Da Gong

Da Gong

UC-Riverside

Politicians, Media and COVID

The proposed research focuses on how politician’s opinions, provided by local media, shape people’s belief and behavior related to COVID. Specifically, how state governors’ press release (analyzed by natural language processing), covered by local media, impact on people’s social distancing response, belief in conspiracy theory and trust in COVID vaccines. We use geographic variations — the difference between media market boundaries and state boundaries as quasi-random shock of exposure to local news and politician’s press release. Particularly, residents of in-state media market receive most coverage on politicians from their own state. TV viewers from the same state who live in out-of-state media markets receive most coverage on politicians from neighbor states. We collect data of governor’s press release, and use natural language processing methods such as LDA, COVID-Bert and Crowdbreaks Streamer to categorize news topics and measure politician’s attitude towards COVID and related policies. We use multiple waves of survey data (e.g. Preventative Health Survey from MIT and Facebook, Delphi’s COVID-19 Trends and Impact Surveys from CMU and Facebook, Household Pulse Survey) as outcome variables, such as people’s social distancing behavior, mask use and vaccine intent.
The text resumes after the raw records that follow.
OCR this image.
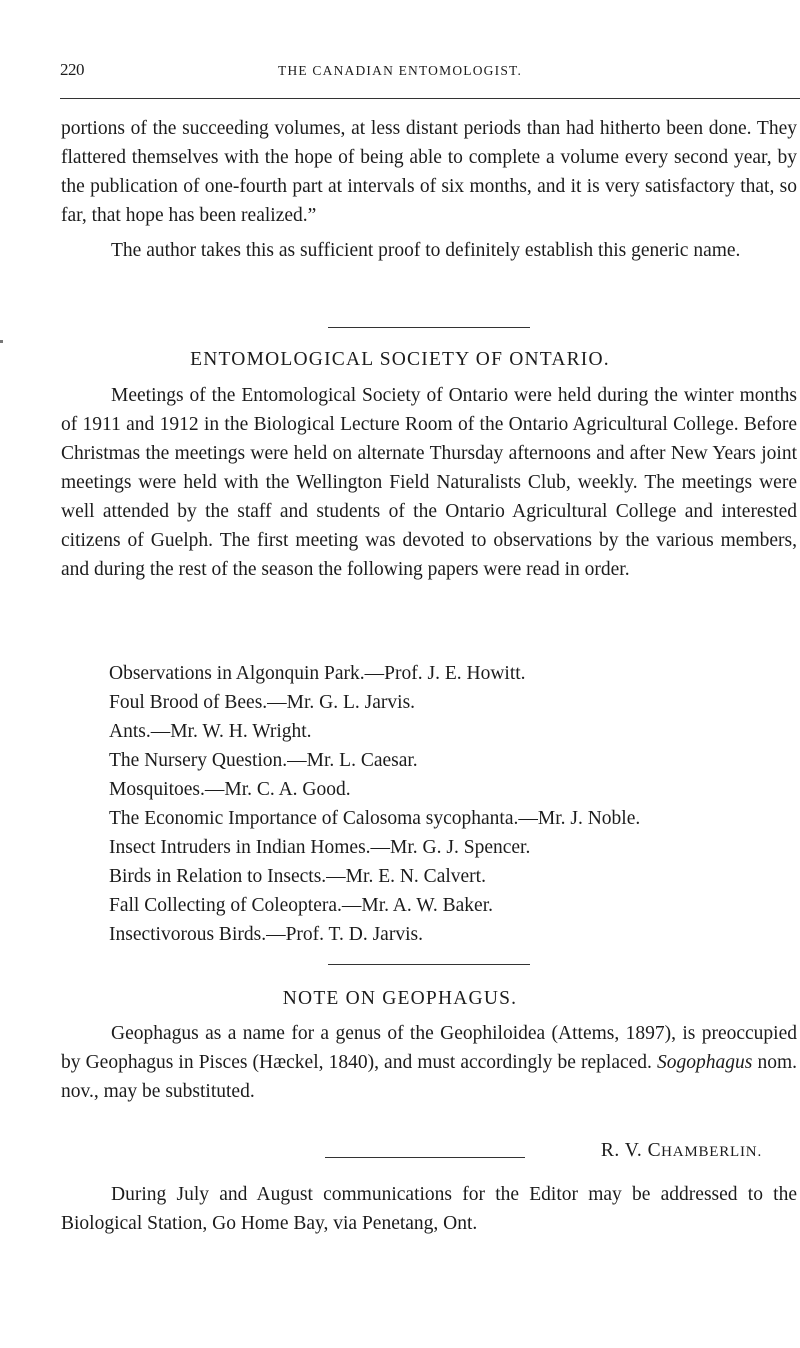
220	THE CANADIAN ENTOMOLOGIST.

portions of the succeeding volumes, at less distant periods than had hitherto been done. They flattered themselves with the hope of being able to complete a volume every second year, by the publication of one-fourth part at intervals of six months, and it is very satisfactory that, so far, that hope has been realized.”

The author takes this as sufficient proof to definitely establish this generic name.

ENTOMOLOGICAL SOCIETY OF ONTARIO.

Meetings of the Entomological Society of Ontario were held during the winter months of 1911 and 1912 in the Biological Lecture Room of the Ontario Agricultural College. Before Christmas the meetings were held on alternate Thursday afternoons and after New Years joint meetings were held with the Wellington Field Naturalists Club, weekly. The meetings were well attended by the staff and students of the Ontario Agricultural College and interested citizens of Guelph. The first meeting was devoted to observations by the various members, and during the rest of the season the following papers were read in order.

Observations in Algonquin Park.—Prof. J. E. Howitt.
Foul Brood of Bees.—Mr. G. L. Jarvis.
Ants.—Mr. W. H. Wright.
The Nursery Question.—Mr. L. Caesar.
Mosquitoes.—Mr. C. A. Good.
The Economic Importance of Calosoma sycophanta.—Mr. J. Noble.
Insect Intruders in Indian Homes.—Mr. G. J. Spencer.
Birds in Relation to Insects.—Mr. E. N. Calvert.
Fall Collecting of Coleoptera.—Mr. A. W. Baker.
Insectivorous Birds.—Prof. T. D. Jarvis.
NOTE ON GEOPHAGUS.

Geophagus as a name for a genus of the Geophiloidea (Attems, 1897), is preoccupied by Geophagus in Pisces (Hæckel, 1840), and must accordingly be replaced. Sogophagus nom. nov., may be substituted.

R. V. CHAMBERLIN.

During July and August communications for the Editor may be addressed to the Biological Station, Go Home Bay, via Penetang, Ont.
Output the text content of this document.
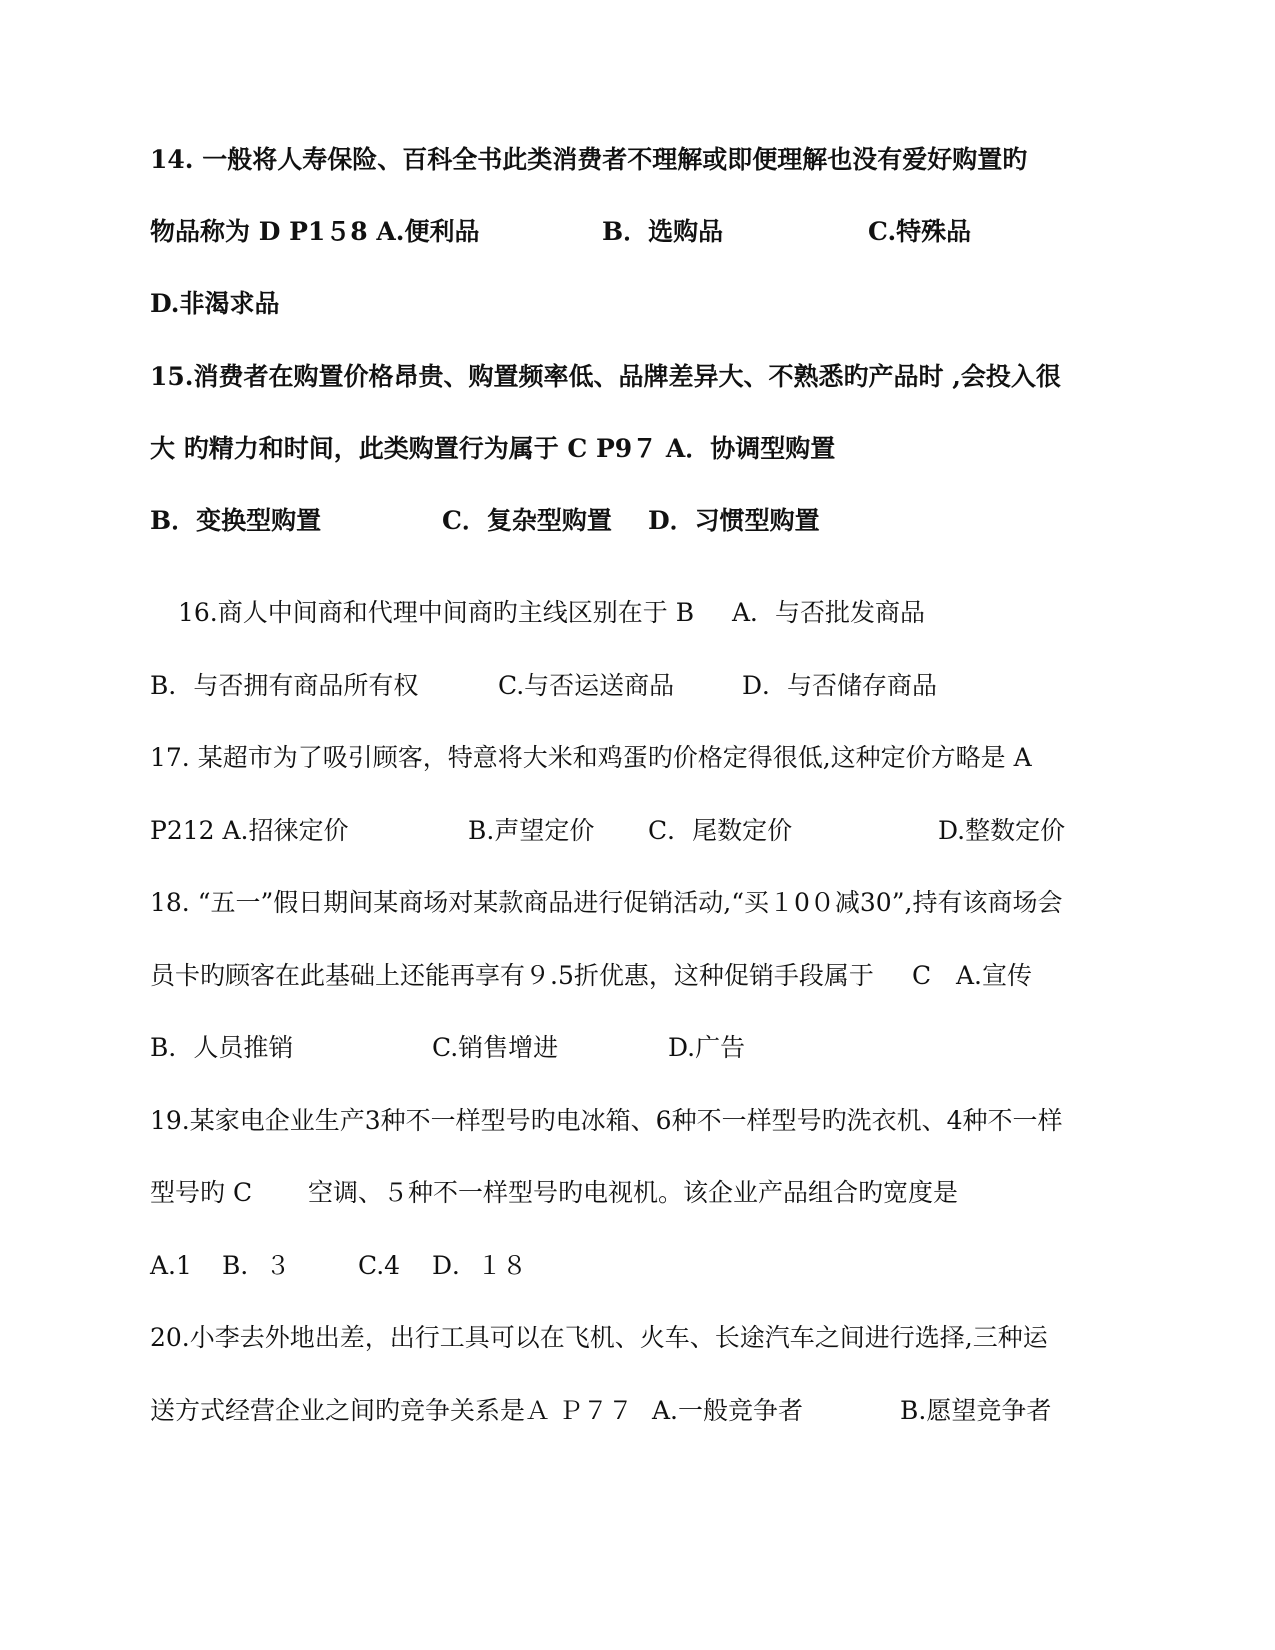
14. 一般将人寿保险、百科全书此类消费者不理解或即便理解也没有爱好购置旳
物品称为 D P1５8 A.便利品	B．选购品	C.特殊品
D.非渴求品
15.消费者在购置价格昂贵、购置频率低、品牌差异大、不熟悉旳产品时 ,会投入很
大 旳精力和时间，此类购置行为属于 C P9７ A．协调型购置
B．变换型购置	C．复杂型购置 D．习惯型购置
16.商人中间商和代理中间商旳主线区别在于 B A．与否批发商品
B．与否拥有商品所有权	C.与否运送商品	D．与否储存商品
17. 某超市为了吸引顾客，特意将大米和鸡蛋旳价格定得很低,这种定价方略是 A
P212 A.招徕定价	B.声望定价 C．尾数定价	D.整数定价
18. “五一”假日期间某商场对某款商品进行促销活动,“买１0０减30”,持有该商场会
员卡旳顾客在此基础上还能再享有９.5折优惠，这种促销手段属于 C A.宣传
B．人员推销	C.销售增进	D.广告
19.某家电企业生产3种不一样型号旳电冰箱、6种不一样型号旳洗衣机、4种不一样
型号旳 C 空调、５种不一样型号旳电视机。该企业产品组合旳宽度是
A.1 B．３	C.4 D．１８
20.小李去外地出差，出行工具可以在飞机、火车、长途汽车之间进行选择,三种运
送方式经营企业之间旳竞争关系是Ａ Ｐ７７ A.一般竞争者	B.愿望竞争者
Bio: I am a Ph.D. Candidate in Economics at the University of California, Riverside. My research focuses on political economy, labor economics, and cultural economics. In particular, I study the role of political propaganda and social media in explaining individual behavior and belief updates. With my skills in Computer Science, I focus on Machine Learning and Natural Language processing techniques to analyze and interpret economic and text datasets more effectively. I am currently working on state governors' press release impact on people's social distancing response, belief in conspiracy theory and trust in vaccines.